他停顿片刻,见赵玄脸上现出焦急,便轻笑一声:“臣居庙堂日久,终日与卷宗策论为伴,早已渴慕市井烟火、山河风月。陛下若往,臣,必当相随。”
赵玄闻言,唇角勾起笑意,自暗处附上白逸襄的手,握紧。
……
许久未曾见到父亲和幼弟,白逸襄心中挂念,准备回复探望。赵玄相随。
白府海棠已长叶结果,阵阵果香满园,乳母正陪白逸康在廊下玩耍。
孩童穿着软缎小褂,手里攥着彩线扎的小纸鸢,脸蛋粉白,眉眼与白逸襄已有三分相似。
白逸襄快步上前,伸手稳稳将孩童抱入怀中,“逸康,看兄长。”
孩童看清是他,立刻咯咯笑出声,小手揪住白逸襄的衣襟,叫了声“兄长”。
赵玄在白逸襄身侧不远处站定,“已经取名了?”
白逸襄点头,“父亲怕像我一样体弱,便给取了康字。”
“康字很好,但我喜欢襄字。”赵玄道。
白逸襄嘴角微微上扬,并未去看赵玄。
赵玄问:“他怕生吗?”
白逸襄道:“不怕,逸康虽小,却认得陛下身上的气息。”
赵玄缓步走近,微微俯身,伸出指尖,轻轻碰了碰孩童软乎乎的小手。
白逸康看了看赵玄,身子前倾,伸出小手,似乎是想让赵玄抱抱。赵玄张开双臂,准备接过他,却没想到,小手突然揪住了赵玄肩头垂落的墨色发带,用力一扯。
赵玄与白逸襄的头撞到了一起。
而后,赵玄发带松落,长发泼散下来。
乳母吓得魂飞魄散,“扑通”一声跪倒在地,连连叩首:“奴才死罪!惊了圣驾,求陛下恕罪!”
从未遇到过此类事件的赵玄,竟呆了一瞬。
白逸襄也是始料未及,他忙掰开幼弟攥着发带的小手,欠身施礼:“陛下,臣弟年幼无知,唐突了陛下,还望陛下恕罪。”

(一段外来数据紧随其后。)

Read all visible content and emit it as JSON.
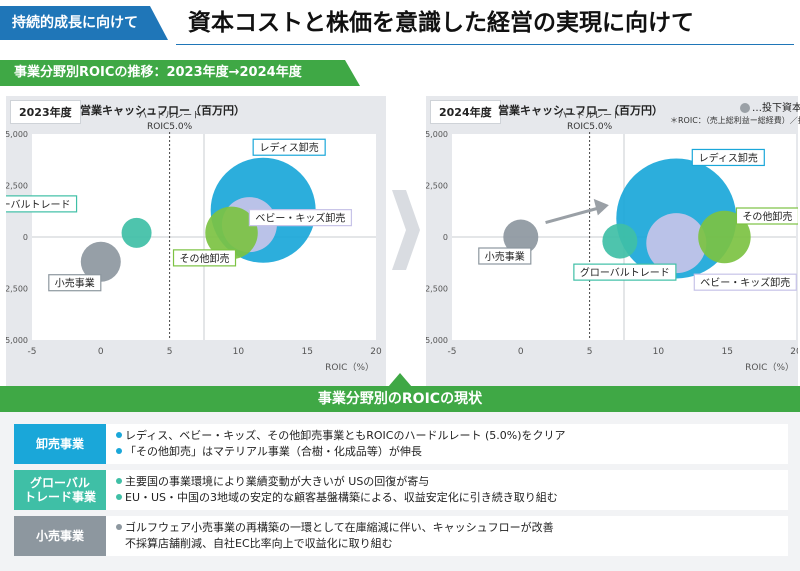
{
  "header": {
    "tag": "持続的成長に向けて",
    "title": "資本コストと株価を意識した経営の実現に向けて"
  },
  "section_title": "事業分野別ROICの推移：2023年度→2024年度",
  "legend": {
    "label": "…投下資本",
    "note": "＊ROIC：（売上総利益ー総経費）／投下資本"
  },
  "chart_data": [
    {
      "type": "scatter",
      "subtype": "bubble",
      "year_label": "2023年度",
      "ylabel": "営業キャッシュフロー（百万円）",
      "xlabel": "ROIC（%）",
      "xlim": [
        -5,
        20
      ],
      "ylim": [
        -5000,
        5000
      ],
      "xticks": [
        "-5",
        "0",
        "5",
        "10",
        "15",
        "20"
      ],
      "yticks": [
        "5,000",
        "2,500",
        "0",
        "-2,500",
        "-5,000"
      ],
      "hurdle": {
        "label1": "ハードルレート",
        "label2": "ROIC5.0%",
        "x": 5
      },
      "series": [
        {
          "name": "レディス卸売",
          "x": 11.8,
          "y": 1300,
          "size": 4.2,
          "color": "#1aa7d9"
        },
        {
          "name": "ベビー・キッズ卸売",
          "x": 10.8,
          "y": 600,
          "size": 2.2,
          "color": "#c7c3e8"
        },
        {
          "name": "その他卸売",
          "x": 9.5,
          "y": 200,
          "size": 2.1,
          "color": "#7cc242"
        },
        {
          "name": "グローバルトレード",
          "x": 2.6,
          "y": 200,
          "size": 1.2,
          "color": "#3fbfa6"
        },
        {
          "name": "小売事業",
          "x": 0,
          "y": -1200,
          "size": 1.6,
          "color": "#8d979f"
        }
      ]
    },
    {
      "type": "scatter",
      "subtype": "bubble",
      "year_label": "2024年度",
      "ylabel": "営業キャッシュフロー（百万円）",
      "xlabel": "ROIC（%）",
      "xlim": [
        -5,
        20
      ],
      "ylim": [
        -5000,
        5000
      ],
      "xticks": [
        "-5",
        "0",
        "5",
        "10",
        "15",
        "20"
      ],
      "yticks": [
        "5,000",
        "2,500",
        "0",
        "-2,500",
        "-5,000"
      ],
      "hurdle": {
        "label1": "ハードルレート",
        "label2": "ROIC5.0%",
        "x": 5
      },
      "series": [
        {
          "name": "レディス卸売",
          "x": 11.3,
          "y": 900,
          "size": 4.8,
          "color": "#1aa7d9"
        },
        {
          "name": "ベビー・キッズ卸売",
          "x": 11.3,
          "y": -300,
          "size": 2.4,
          "color": "#c7c3e8"
        },
        {
          "name": "その他卸売",
          "x": 14.8,
          "y": 0,
          "size": 2.1,
          "color": "#7cc242"
        },
        {
          "name": "グローバルトレード",
          "x": 7.2,
          "y": -200,
          "size": 1.4,
          "color": "#3fbfa6"
        },
        {
          "name": "小売事業",
          "x": 0,
          "y": 0,
          "size": 1.4,
          "color": "#8d979f"
        }
      ]
    }
  ],
  "status": {
    "title": "事業分野別のROICの現状",
    "rows": [
      {
        "label": "卸売事業",
        "color": "#1aa7d9",
        "lines": [
          "レディス、ベビー・キッズ、その他卸売事業ともROICのハードルレート (5.0%)をクリア",
          "「その他卸売」はマテリアル事業（合樹・化成品等）が伸長"
        ]
      },
      {
        "label": "グローバル トレード事業",
        "label_lines": [
          "グローバル",
          "トレード事業"
        ],
        "color": "#3fbfa6",
        "lines": [
          "主要国の事業環境により業績変動が大きいが USの回復が寄与",
          "EU・US・中国の3地域の安定的な顧客基盤構築による、収益安定化に引き続き取り組む"
        ]
      },
      {
        "label": "小売事業",
        "color": "#8d979f",
        "lines": [
          "ゴルフウェア小売事業の再構築の一環として在庫縮減に伴い、キャッシュフローが改善",
          "不採算店舗削減、自社EC比率向上で収益化に取り組む"
        ]
      }
    ]
  }
}
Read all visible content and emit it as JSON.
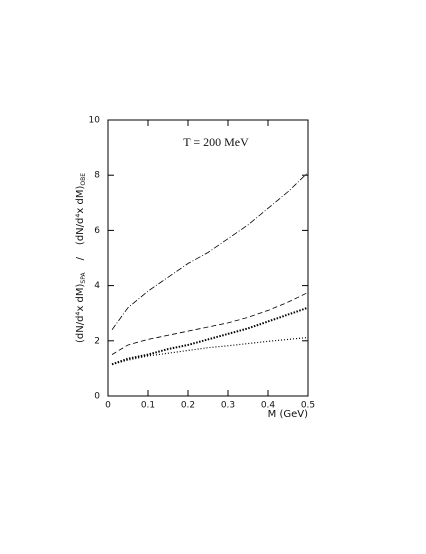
{
  "chart_data": {
    "type": "line",
    "annotation": "T = 200 MeV",
    "x_label": "M (GeV)",
    "y_label": {
      "numerator": "(dN/d⁴x dM)",
      "numerator_sub": "SPA",
      "divider": "/",
      "denominator": "(dN/d⁴x dM)",
      "denominator_sub": "OBE"
    },
    "x": [
      0.01,
      0.05,
      0.1,
      0.15,
      0.2,
      0.25,
      0.3,
      0.35,
      0.4,
      0.45,
      0.5
    ],
    "series": [
      {
        "color": "#000000",
        "dash": "dashdot",
        "values": [
          2.4,
          3.2,
          3.8,
          4.3,
          4.8,
          5.2,
          5.7,
          6.2,
          6.8,
          7.4,
          8.1
        ]
      },
      {
        "color": "#000000",
        "dash": "dashed",
        "values": [
          1.5,
          1.85,
          2.05,
          2.2,
          2.35,
          2.5,
          2.65,
          2.85,
          3.1,
          3.4,
          3.75
        ]
      },
      {
        "color": "#000000",
        "dash": "dotted-thick",
        "values": [
          1.15,
          1.35,
          1.5,
          1.7,
          1.85,
          2.05,
          2.25,
          2.45,
          2.7,
          2.95,
          3.2
        ]
      },
      {
        "color": "#000000",
        "dash": "dotted",
        "values": [
          1.15,
          1.3,
          1.45,
          1.55,
          1.65,
          1.75,
          1.82,
          1.9,
          1.98,
          2.05,
          2.12
        ]
      }
    ],
    "xlim": [
      0,
      0.5
    ],
    "ylim": [
      0,
      10
    ],
    "xticks": [
      0,
      0.1,
      0.2,
      0.3,
      0.4,
      0.5
    ],
    "yticks": [
      0,
      2,
      4,
      6,
      8,
      10
    ],
    "grid": false
  }
}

赵玄回了回神,扶住白逸襄:“无妨,不过是孩童嬉闹,何罪之有?知渊不必挂怀。”
他看向乳母,“起来吧。”
乳母早已吓得魂不附体,浑身战栗,哪里敢擅动。恰在此时,白敬德自内院匆匆赶来,远远望见方才一幕,快步奔到近前,撩袍便跪:“臣白敬德,叩见陛下!陛下万岁万岁万万岁!”
赵玄忙又扶起白敬德,“太傅乃先帝亲赐‘见帝不拜’之臣,何须行此大礼?快请起。”
白敬德顺着他的力道起身,“臣治家无方,幼子无知,惊扰圣驾,臣罪该万死,伏乞陛下责罚。”
赵玄朗声笑道:“太傅言重了。孩童天真烂漫,无心之失,朕不介怀,切莫再提‘罪’字。”
白敬德擦了擦额上的汗,“谢陛下不罪之恩。”
“都起来吧。”赵玄道。
乳母腿软如泥,得旁边的侍女左右搀扶,才堪堪站起。
赵玄俯身拾起地上的发带,转身至廊下石凳落座,语气闲适自然:“今日休沐,朕陪知渊归省探亲,本就该随意自在,太傅不必拘于朝礼。”
白逸襄见状,将幼弟轻轻交予乳母,缓步至赵玄身侧。
他伸出手。
赵玄望着那只手,眨了眨眼。
抬眸看向白逸襄,片刻后才明白他的意思,将手中发带递了过去。